On Tue, Jan 7, 2020 at 5:15 PM Amit Langote <amitlangote09@gmail.com> wrote:
>
> On Fri, Dec 27, 2019 at 4:26 AM Tom Lane <tgl@sss.pgh.pa.us> wrote:
> > Fujii Masao <masao.fujii@gmail.com> writes:
> > > My customer reported me that the queries through a partitioned table
> > > ignore each partition's SELECT, INSERT, UPDATE, and DELETE privileges,
> > > on the other hand, only TRUNCATE privilege specified for each partition
> > > is applied. I'm not sure if this behavior is expected or not. But anyway
> > > is it better to document that? For example,
> >
> > > Access privileges may be defined and removed separately for each partition.

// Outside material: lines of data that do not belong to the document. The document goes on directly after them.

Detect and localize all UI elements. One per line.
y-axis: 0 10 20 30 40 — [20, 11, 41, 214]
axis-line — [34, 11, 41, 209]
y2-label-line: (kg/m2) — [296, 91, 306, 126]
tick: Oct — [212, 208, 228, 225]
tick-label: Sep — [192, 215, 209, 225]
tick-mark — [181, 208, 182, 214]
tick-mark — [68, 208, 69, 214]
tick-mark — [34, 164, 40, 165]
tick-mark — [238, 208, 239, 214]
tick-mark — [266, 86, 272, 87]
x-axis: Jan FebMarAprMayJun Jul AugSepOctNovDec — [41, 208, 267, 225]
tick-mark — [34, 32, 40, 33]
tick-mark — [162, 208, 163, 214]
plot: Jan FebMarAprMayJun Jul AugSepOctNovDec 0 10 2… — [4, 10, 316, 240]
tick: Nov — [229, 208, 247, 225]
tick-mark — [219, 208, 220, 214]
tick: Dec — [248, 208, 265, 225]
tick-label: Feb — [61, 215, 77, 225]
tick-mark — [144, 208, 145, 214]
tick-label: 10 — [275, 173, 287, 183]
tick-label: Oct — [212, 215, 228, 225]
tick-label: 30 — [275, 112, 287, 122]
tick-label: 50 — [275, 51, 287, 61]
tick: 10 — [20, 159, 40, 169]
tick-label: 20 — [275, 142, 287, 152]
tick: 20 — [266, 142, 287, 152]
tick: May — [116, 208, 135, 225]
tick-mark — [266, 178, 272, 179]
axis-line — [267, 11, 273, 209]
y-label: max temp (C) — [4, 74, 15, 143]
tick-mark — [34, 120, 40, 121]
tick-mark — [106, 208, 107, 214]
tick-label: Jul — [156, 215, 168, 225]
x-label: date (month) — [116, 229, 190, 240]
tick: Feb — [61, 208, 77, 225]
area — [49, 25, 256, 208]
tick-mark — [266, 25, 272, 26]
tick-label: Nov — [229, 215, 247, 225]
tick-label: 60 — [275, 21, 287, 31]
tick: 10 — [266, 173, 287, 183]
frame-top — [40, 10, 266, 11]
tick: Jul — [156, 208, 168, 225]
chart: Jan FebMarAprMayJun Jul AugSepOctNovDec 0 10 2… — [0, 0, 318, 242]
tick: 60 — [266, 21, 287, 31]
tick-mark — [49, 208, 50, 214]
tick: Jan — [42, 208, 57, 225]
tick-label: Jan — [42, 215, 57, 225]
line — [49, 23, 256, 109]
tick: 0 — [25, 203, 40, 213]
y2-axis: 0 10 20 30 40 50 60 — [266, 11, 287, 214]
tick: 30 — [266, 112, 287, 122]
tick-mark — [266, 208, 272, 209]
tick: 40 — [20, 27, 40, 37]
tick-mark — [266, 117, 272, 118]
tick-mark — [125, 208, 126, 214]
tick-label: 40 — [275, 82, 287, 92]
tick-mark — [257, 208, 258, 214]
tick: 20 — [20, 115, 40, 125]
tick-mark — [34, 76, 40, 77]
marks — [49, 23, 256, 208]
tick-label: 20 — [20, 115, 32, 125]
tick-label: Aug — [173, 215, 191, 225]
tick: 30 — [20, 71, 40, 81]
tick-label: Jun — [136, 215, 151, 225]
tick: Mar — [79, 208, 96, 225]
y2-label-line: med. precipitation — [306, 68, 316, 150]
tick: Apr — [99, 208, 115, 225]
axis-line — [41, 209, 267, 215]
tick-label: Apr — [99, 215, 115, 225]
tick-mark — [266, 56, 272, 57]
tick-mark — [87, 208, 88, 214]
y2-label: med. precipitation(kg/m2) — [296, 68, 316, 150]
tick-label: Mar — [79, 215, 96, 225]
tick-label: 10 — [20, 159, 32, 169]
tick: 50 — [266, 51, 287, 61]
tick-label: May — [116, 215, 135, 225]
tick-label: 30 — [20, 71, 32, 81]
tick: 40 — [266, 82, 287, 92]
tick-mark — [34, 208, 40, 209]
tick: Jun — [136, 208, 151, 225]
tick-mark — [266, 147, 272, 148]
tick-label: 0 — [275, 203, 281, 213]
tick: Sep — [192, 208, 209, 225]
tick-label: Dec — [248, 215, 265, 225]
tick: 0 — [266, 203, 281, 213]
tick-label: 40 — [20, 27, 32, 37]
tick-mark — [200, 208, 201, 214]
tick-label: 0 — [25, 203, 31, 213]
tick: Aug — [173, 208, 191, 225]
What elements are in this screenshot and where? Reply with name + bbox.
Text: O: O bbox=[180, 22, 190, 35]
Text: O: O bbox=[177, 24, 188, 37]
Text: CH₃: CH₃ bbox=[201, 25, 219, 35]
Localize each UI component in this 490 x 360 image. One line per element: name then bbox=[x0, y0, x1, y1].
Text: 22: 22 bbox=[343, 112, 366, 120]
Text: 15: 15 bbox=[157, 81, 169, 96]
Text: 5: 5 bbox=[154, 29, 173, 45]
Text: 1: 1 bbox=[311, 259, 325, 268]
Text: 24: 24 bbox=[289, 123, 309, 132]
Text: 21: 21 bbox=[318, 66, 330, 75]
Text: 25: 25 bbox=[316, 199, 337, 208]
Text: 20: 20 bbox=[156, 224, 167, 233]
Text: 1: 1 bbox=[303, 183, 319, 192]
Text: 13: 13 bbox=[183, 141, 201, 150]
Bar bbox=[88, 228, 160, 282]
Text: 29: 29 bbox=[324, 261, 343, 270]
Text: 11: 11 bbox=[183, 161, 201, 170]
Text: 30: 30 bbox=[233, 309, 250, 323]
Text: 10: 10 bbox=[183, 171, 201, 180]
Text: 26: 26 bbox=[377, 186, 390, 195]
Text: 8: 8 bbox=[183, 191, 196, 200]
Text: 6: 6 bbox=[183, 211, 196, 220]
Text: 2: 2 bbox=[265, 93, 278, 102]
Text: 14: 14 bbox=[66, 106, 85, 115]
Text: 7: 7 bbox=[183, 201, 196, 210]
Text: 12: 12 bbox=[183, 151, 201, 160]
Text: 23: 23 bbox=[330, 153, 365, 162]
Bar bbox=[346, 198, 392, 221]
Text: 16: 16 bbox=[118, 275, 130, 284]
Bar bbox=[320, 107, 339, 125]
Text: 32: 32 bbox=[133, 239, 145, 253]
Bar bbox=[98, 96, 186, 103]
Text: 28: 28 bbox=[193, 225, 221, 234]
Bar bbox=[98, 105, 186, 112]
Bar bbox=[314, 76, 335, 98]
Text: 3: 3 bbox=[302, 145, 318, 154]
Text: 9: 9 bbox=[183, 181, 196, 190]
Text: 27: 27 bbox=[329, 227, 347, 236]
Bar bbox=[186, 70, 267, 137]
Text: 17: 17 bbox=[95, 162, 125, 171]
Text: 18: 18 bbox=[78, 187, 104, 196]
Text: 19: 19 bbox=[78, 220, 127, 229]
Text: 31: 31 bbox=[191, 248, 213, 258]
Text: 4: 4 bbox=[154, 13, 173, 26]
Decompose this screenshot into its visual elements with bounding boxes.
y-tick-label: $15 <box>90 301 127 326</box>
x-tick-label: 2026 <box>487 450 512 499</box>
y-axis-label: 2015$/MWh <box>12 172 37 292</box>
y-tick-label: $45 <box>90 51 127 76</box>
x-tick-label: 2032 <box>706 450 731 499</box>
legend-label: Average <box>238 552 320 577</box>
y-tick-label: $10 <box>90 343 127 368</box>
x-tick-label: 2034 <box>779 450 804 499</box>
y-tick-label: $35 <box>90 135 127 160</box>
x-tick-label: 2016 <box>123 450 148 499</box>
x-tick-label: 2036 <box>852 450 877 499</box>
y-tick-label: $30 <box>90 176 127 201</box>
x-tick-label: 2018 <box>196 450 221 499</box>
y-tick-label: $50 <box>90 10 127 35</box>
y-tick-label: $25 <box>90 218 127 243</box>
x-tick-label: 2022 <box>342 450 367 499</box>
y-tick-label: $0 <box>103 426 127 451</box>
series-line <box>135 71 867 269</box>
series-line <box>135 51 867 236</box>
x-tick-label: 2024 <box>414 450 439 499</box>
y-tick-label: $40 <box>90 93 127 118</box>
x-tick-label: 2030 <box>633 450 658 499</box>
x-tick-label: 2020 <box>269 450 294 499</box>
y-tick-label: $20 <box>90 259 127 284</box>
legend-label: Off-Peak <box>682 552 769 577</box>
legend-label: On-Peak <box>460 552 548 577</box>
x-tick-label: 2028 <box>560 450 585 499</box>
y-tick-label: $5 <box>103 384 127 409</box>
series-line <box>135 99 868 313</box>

> > > But note that queries through a partitioned table ignore each partition's
> > > SELECT, INSERT, UPDATE and DELETE privileges, and apply only TRUNCATE one.
> >
> > I believe it's intentional that we only check access privileges on
> > the table explicitly named in the query. So I'd say SELECT etc
> > are doing the right thing, and if TRUNCATE isn't in step with them
> > that's a bug to fix, not something to document.
>
> I tend to agree that TRUNCATE's permission model for inheritance
> should be consistent with that for the other commands. How about the
> attached patch toward that end?
Thanks for the patch!
The patch basically looks good to me.
+GRANT SELECT (f1, fz), UPDATE (fz) ON atestc TO regress_priv_user2;
+REVOKE TRUNCATE ON atestc FROM regress_priv_user2;
These seem not to be necessary for the test.
BTW, I found that LOCK TABLE on the parent table checks the permission
of its child tables. This also needs to be fixed (as a separate patch)?